2. The Joint Commission. The Joint Commission announces 2014 National Patient Safety Goal. http://www.jointcommission.org/assets/1/18/jcp0713_announce_new_nspg.pdf Accessed January 7, 2016.
3. Wesley Medical Center. Beyond Alarm Management. Bernoulli. October 2015. www.cardiopulmonarycorp.com/wp-content/uploads/2015/10/Bernoulli-Wesley-Case-Study-AM-01-vA-10-15.pdf Accessed January 7, 2016.

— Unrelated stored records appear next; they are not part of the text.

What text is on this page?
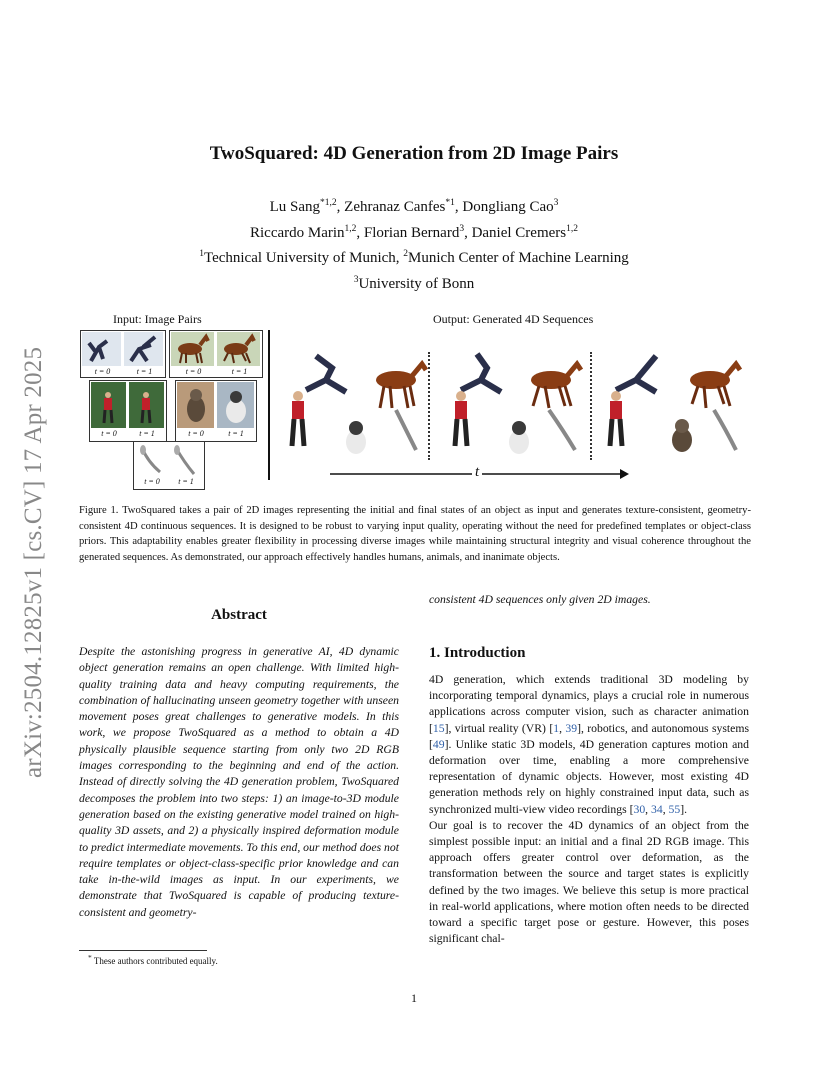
arXiv:2504.12825v1 [cs.CV] 17 Apr 2025
TwoSquared: 4D Generation from 2D Image Pairs
Lu Sang$^{*1,2}$, Zehranaz Canfes$^{*1}$, Dongliang Cao$^3$
Riccardo Marin$^{1,2}$, Florian Bernard$^3$, Daniel Cremers$^{1,2}$
$^1$Technical University of Munich, $^2$Munich Center of Machine Learning
$^3$University of Bonn
Input: Image Pairs	Output: Generated 4D Sequences
t = 0	t = 1	t = 0	t = 1
t = 0	t = 1	t = 0	t = 1
t = 0	t = 1
t
Figure 1. TwoSquared takes a pair of 2D images representing the initial and final states of an object as input and generates texture-consistent, geometry-consistent 4D continuous sequences. It is designed to be robust to varying input quality, operating without the need for predefined templates or object-class priors. This adaptability enables greater flexibility in processing diverse images while maintaining structural integrity and visual coherence throughout the generated sequences. As demonstrated, our approach effectively handles humans, animals, and inanimate objects.
Abstract
Despite the astonishing progress in generative AI, 4D dynamic object generation remains an open challenge. With limited high-quality training data and heavy computing requirements, the combination of hallucinating unseen geometry together with unseen movement poses great challenges to generative models. In this work, we propose TwoSquared as a method to obtain a 4D physically plausible sequence starting from only two 2D RGB images corresponding to the beginning and end of the action. Instead of directly solving the 4D generation problem, TwoSquared decomposes the problem into two steps: 1) an image-to-3D module generation based on the existing generative model trained on high-quality 3D assets, and 2) a physically inspired deformation module to predict intermediate movements. To this end, our method does not require templates or object-class-specific prior knowledge and can take in-the-wild images as input. In our experiments, we demonstrate that TwoSquared is capable of producing texture-consistent and geometry-
consistent 4D sequences only given 2D images.
1. Introduction

4D generation, which extends traditional 3D modeling by incorporating temporal dynamics, plays a crucial role in numerous applications across computer vision, such as character animation [15], virtual reality (VR) [1, 39], robotics, and autonomous systems [49]. Unlike static 3D models, 4D generation captures motion and deformation over time, enabling a more comprehensive representation of dynamic objects. However, most existing 4D generation methods rely on highly constrained input data, such as synchronized multi-view video recordings [30, 34, 55].

Our goal is to recover the 4D dynamics of an object from the simplest possible input: an initial and a final 2D RGB image. This approach offers greater control over deformation, as the transformation between the source and target states is explicitly defined by the two images. We believe this setup is more practical in real-world applications, where motion often needs to be directed toward a specific target pose or gesture. However, this poses significant chal-

* These authors contributed equally.
1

4. Zaleski JR. Alarm fatigue? What a nuisance! [Blog post]. October 4, 2014. www.medicinfotech.com/2014/10/mathematical-techniques-mitigating-alarm-fatigue Accessed January 7, 2016.
5. Wong M, Mabuyi A, Gonzalez B. First National Survey of Patient-Controlled Analgesia Practices. March-April 2013. A Promise to Amanda Foundation and the Physician-Patient Alliance for Health & Safety. http://www.premiersafetyinstitute.org/wp-content/uploads/PPAHS-national-survey-patient-controlled-analgesia.pdf Accessed January 7, 2016.
6. Hospital for Special Care. Achieving Clinical Clarity from Ventilator Overload. Bernoulli. October 2015. www.cardiopulmonarycorp.com/wp-content/uploads/2015/10/Bernoulli-HSC-Case-Study-LT-01-vA-10-15.pdf Accessed January 7, 2016.